E Pio XI escreveu: – “A este respeito não ignoramos que certos educadores da juventude, assustados com a depravação atual dos costumes, pensaram que seria indispensável inventar novos sistemas de instrução e de educação. Mas a estes homens quereríamos fazer compreender que não seria possível obter com isto vantagem para a sociedade se deixassem de lado os métodos e a disciplina hauridos nas fontes da sabedoria cristã, consagrados pela longa experiência dos séculos e de que Luiz Gonzaga experimentou sobre si mesmo a perfeita eficácia, isto é, a Fé viva, a fuga das seduções, a moderação e a luta contra os apetites, uma piedade ativa para com Deus e a Santa Virgem, uma vida enfim freqüentemente entretida e fortificada pelo alimento celeste” (Pio XI, Carta Apostólica “Singulare Illud”, de 13 de Junho de 1926. – Os grifos são nossos).

A luta interior ativa e diligente, contra as paixões, é sempre “condição de santificação e até da salvação”. Di-lo o Espírito Santo: – “Não te deixes ir atrás das tuas paixões, e refreia os teus apetites. Se condescenderes com tua alma no que ela deseja, ela fará de ti a alegria de teus inimigos”. – (Eclesiástico, XVIII, 30-31).

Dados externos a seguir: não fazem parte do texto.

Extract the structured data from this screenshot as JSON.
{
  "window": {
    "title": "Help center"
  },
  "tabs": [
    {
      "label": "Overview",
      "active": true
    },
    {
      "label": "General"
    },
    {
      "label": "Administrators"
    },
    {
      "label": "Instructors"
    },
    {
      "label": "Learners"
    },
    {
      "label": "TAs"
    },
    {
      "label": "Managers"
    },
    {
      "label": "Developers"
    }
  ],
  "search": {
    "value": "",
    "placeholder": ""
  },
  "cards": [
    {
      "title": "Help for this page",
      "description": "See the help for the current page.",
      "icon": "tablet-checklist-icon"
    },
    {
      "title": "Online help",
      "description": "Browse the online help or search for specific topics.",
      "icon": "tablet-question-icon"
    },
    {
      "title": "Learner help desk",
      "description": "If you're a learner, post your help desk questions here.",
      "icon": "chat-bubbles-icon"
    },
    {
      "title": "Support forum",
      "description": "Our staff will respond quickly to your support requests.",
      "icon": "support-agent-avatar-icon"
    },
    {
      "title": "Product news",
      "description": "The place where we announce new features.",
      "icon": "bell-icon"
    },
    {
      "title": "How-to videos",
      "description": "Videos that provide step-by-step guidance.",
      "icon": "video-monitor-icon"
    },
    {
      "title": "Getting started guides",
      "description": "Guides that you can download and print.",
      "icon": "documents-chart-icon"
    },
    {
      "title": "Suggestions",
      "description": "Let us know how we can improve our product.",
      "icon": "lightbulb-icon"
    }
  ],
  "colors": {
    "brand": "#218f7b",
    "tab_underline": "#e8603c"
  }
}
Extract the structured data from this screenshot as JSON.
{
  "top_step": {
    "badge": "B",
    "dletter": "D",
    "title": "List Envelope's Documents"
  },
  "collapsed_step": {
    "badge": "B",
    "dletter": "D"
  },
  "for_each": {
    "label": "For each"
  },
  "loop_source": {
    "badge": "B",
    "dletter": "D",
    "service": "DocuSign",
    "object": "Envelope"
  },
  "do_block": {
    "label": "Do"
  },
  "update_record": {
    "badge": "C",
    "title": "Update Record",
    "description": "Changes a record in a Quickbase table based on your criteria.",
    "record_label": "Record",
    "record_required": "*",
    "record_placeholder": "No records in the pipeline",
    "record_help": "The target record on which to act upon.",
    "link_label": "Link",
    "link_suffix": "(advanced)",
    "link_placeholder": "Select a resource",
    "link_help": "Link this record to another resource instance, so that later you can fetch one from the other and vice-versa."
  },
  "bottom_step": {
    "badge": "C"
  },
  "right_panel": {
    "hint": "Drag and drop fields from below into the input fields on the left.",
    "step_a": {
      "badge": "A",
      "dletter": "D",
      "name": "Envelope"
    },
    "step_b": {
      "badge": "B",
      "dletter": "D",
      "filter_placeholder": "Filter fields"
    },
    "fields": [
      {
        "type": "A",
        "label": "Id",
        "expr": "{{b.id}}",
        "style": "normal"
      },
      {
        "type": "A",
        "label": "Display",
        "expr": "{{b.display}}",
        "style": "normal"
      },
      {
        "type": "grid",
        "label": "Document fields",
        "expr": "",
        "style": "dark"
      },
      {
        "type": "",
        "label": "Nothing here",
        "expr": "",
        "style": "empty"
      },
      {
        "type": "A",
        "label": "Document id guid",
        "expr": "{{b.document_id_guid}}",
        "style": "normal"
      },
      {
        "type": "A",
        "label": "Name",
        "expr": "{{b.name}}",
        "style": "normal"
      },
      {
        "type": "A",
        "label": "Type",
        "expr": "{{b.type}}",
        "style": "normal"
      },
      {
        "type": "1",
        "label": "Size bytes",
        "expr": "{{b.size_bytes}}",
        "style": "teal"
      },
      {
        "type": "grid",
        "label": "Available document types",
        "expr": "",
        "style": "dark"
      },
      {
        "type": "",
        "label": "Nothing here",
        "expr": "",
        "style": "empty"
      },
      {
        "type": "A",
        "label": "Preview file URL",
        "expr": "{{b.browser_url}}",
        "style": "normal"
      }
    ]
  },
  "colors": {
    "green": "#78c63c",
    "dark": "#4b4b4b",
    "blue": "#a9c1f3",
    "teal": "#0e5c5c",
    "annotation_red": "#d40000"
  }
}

Não podemos, pois, consentir que essa condescendência se apodere da A. C.. Bem sabemos que nossas afirmações espantarão. Com efeito, muitos destes elementos, como os modernistas, causam impressão por um teor de vida em que até suas virtudes privadas servem à difusão de seus erros. “Levam uma vida toda de atividade, e um ardor singular em toda a espécie de estudos, costumes recomendáveis ordinariamente por sua severidade.” (Pio X, Enc. citada). Entretanto, as ideias que propagam, os conselhos que dão, não são bons.

Não quereríamos terminar este capítulo sem uma observação que nos parece importante. Uma outra manifestação curiosa do espírito frívolo e sensual de nossa época, e do modo por que ele se amalgama, em muitas mentalidades, com os princípios e convicções religiosas, tendendo a produzir uma piedade toda eivada de laxismo e comodismo, está na preocupação de suscitar, a toda hora, devoções novas ou antigas, a este ou aquele santo, a esta ou aquela perfeição de Deus, a este ou aquele episódio da vida do Redentor, atribuindo sempre a esta devoção o efeito mágico, e por assim dizer mecânico de resolver todos os problemas religiosos contemporâneos. No século passado, Monsenhor Isoard, Prelado francês, publicou sobre este assunto palavras de ardente e profunda análise, em que mostrava que a Deus agrada sobretudo “um coração contrito e humilhado”, e que a penitência do pecador é indispensável para conciliar as graças de Deus.

Também Pio XI, em forte alocução, se queixou das imposições tirânicas de muitas pessoas, que escreviam ao Papa sugerindo-lhe, pedindo-lhe e quase ameaçando-o que acedesse em salvar a Igreja por esta ou aquela devoção nova. Foi este sentimento profundo de horror à mortificação que acabou por gerar a doutrina da ação mecânica e mágica da Liturgia.